I don't know how set you are on running code through checking out and compiling, but here's what I do instead to get my own application to run:
- compile my code on my desktop and generate a jar
- scp the jar to the master
- modify runExample to include the jar in the classpath. I think that you can also just modify SPARK_CLASSPATH
- run using something like:

$ runExample my.class.name arg1 arg2 arg3

Hope this helps!
Shankari


On Tue, Dec 10, 2013 at 12:15 PM, Jeff Higgens <[hidden email]> wrote:
I'm having trouble running my Spark program as a "fat jar" on EC2.

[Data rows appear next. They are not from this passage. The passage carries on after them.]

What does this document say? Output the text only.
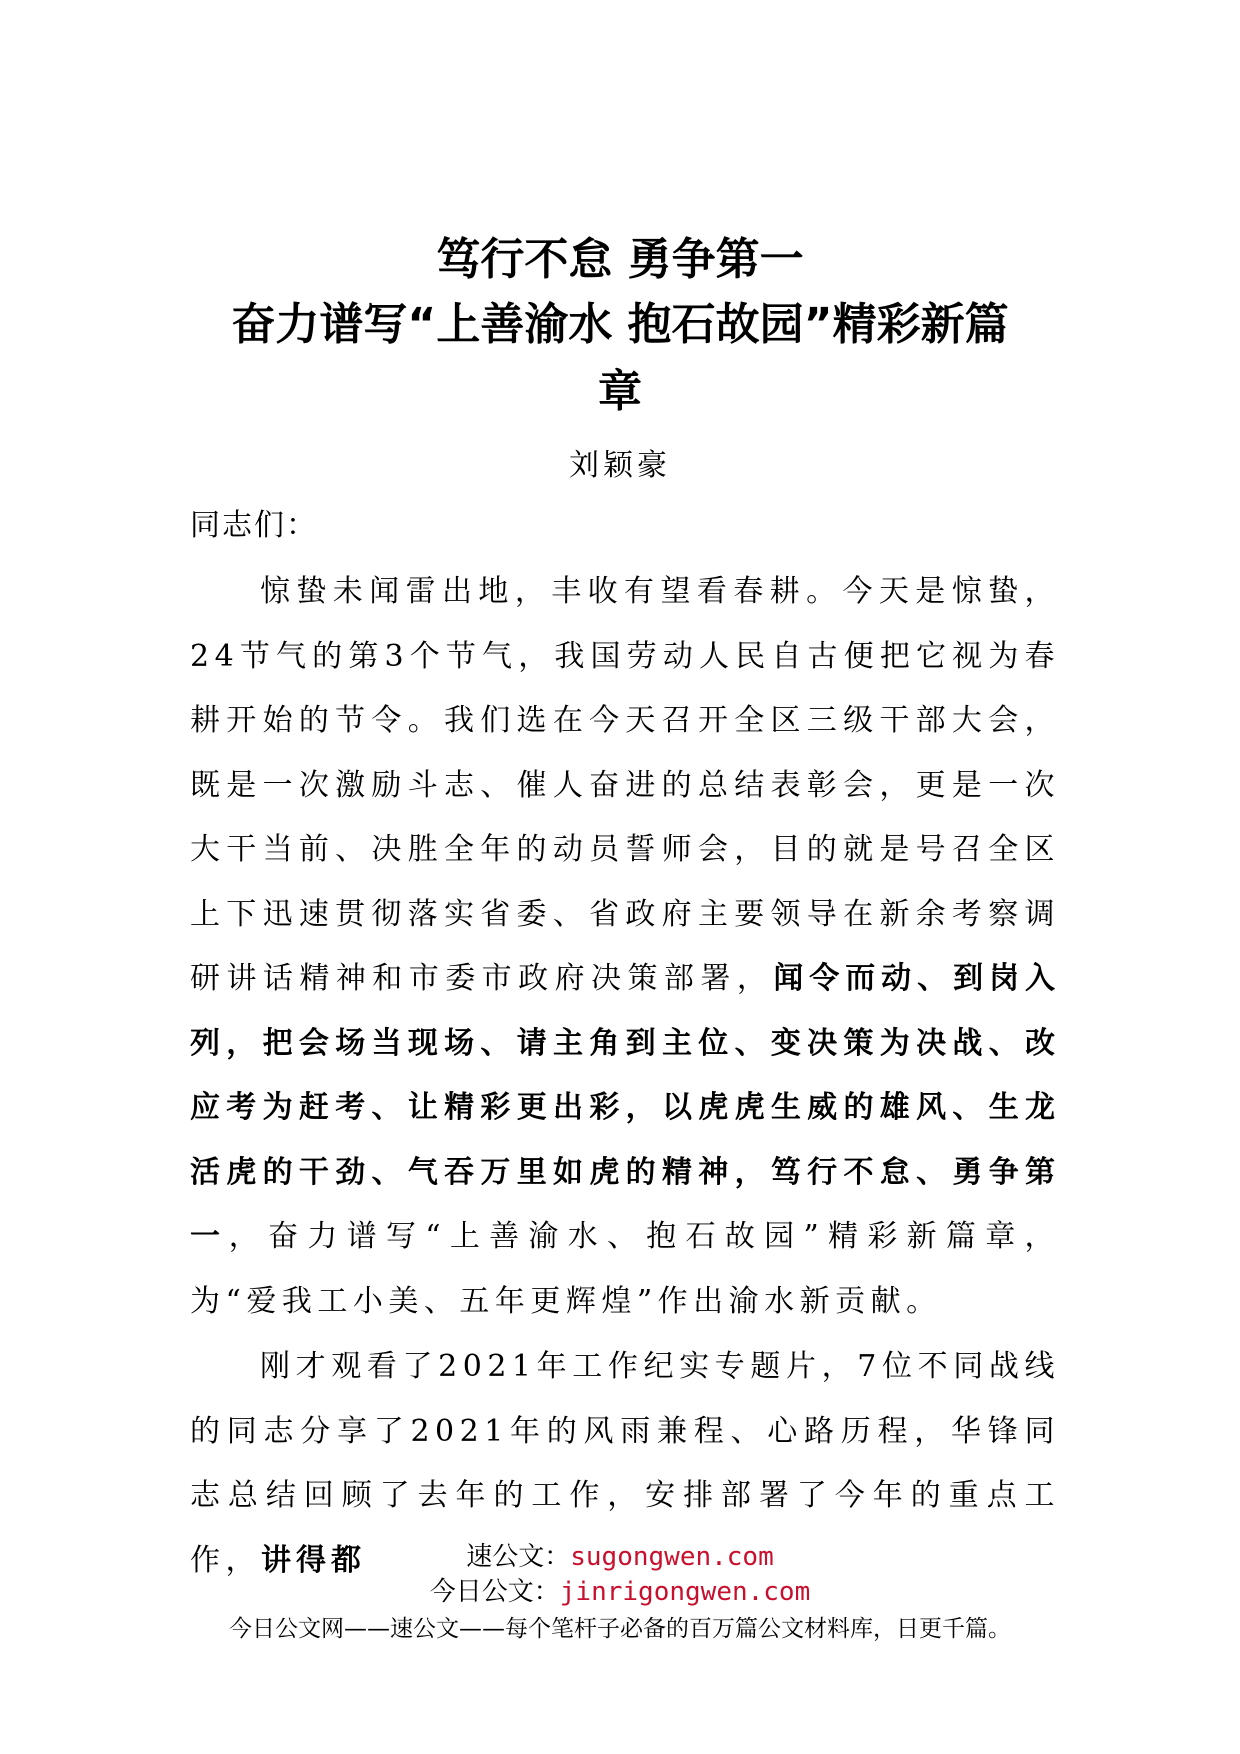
笃行不怠 勇争第一
奋力谱写“上善渝水 抱石故园”精彩新篇
章
刘颖豪
同志们：

惊蛰未闻雷出地，丰收有望看春耕。今天是惊蛰，24节气的第3个节气，我国劳动人民自古便把它视为春耕开始的节令。我们选在今天召开全区三级干部大会，既是一次激励斗志、催人奋进的总结表彰会，更是一次大干当前、决胜全年的动员誓师会，目的就是号召全区上下迅速贯彻落实省委、省政府主要领导在新余考察调研讲话精神和市委市政府决策部署，闻令而动、到岗入列，把会场当现场、请主角到主位、变决策为决战、改应考为赶考、让精彩更出彩，以虎虎生威的雄风、生龙活虎的干劲、气吞万里如虎的精神，笃行不怠、勇争第一，奋力谱写“上善渝水、抱石故园”精彩新篇章，为“爱我工小美、五年更辉煌”作出渝水新贡献。

刚才观看了2021年工作纪实专题片，7位不同战线的同志分享了2021年的风雨兼程、心路历程，华锋同志总结回顾了去年的工作，安排部署了今年的重点工作，讲得都	速公文：sugongwen.com
今日公文：jinrigongwen.com
今日公文网——速公文——每个笔杆子必备的百万篇公文材料库，日更千篇。
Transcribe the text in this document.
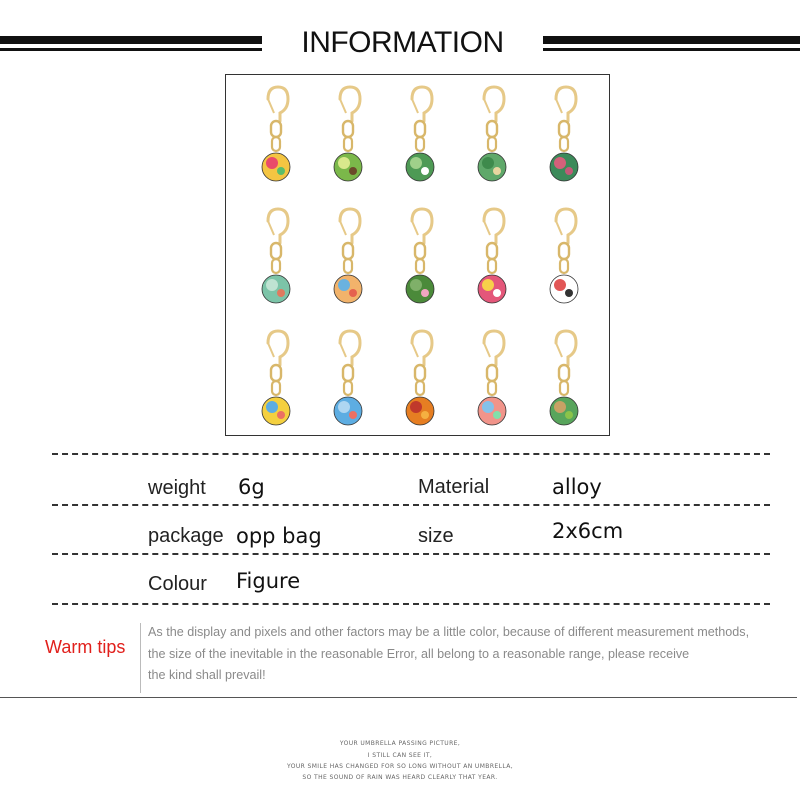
INFORMATION
weight 6g	Material	alloy
package opp bag	size	2x6cm
Colour Figure
Warm tips
As the display and pixels and other factors may be a little color, because of different measurement methods,
the size of the inevitable in the reasonable Error, all belong to a reasonable range, please receive
the kind shall prevail!
YOUR UMBRELLA PASSING PICTURE,
I STILL CAN SEE IT,
YOUR SMILE HAS CHANGED FOR SO LONG WITHOUT AN UMBRELLA,
SO THE SOUND OF RAIN WAS HEARD CLEARLY THAT YEAR.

This is the process I'm using:
(1) spark-ec2 script to launch cluster
(2) ssh to master, install sbt and git clone my project's source code
(3) update source to reference correct master and jar
(4) sbt assembly
(5) copy-dir to copy the jar to the rest of the cluster

I tried both running the jar (java -jar ...) and using sbt run, but I always end up with this error:

18:58:59.556 [spark-akka.actor.default-dispatcher-4] INFO  o.a.s.d.client.Client$ClientActor - Connecting to master spark://ec2-50-16-80-0.compute-1.amazonaws.com:7077
18:58:59.838 [spark-akka.actor.default-dispatcher-4] ERROR o.a.s.d.client.Client$ClientActor - Connection to master failed; stopping client
18:58:59.839 [spark-akka.actor.default-dispatcher-4] ERROR o.a.s.s.c.SparkDeploySchedulerBackend - Disconnected from Spark cluster!
18:58:59.840 [spark-akka.actor.default-dispatcher-4] ERROR o.a.s.s.cluster.ClusterScheduler - Exiting due to error from cluster scheduler: Disconnected from Spark cluster
18:58:59.844 [delete Spark local dirs] DEBUG org.apache.spark.storage.DiskStore - Shutdown hook called


But when I use spark-shell it has no problems connecting to the master using the exact same url: 

13/12/10 18:59:40 INFO client.Client$ClientActor: Connecting to master spark://ec2-50-16-80-0.compute-1.amazonaws.com:7077
Spark context available as sc.

I'm probably missing something obvious so any tips are very appreciated.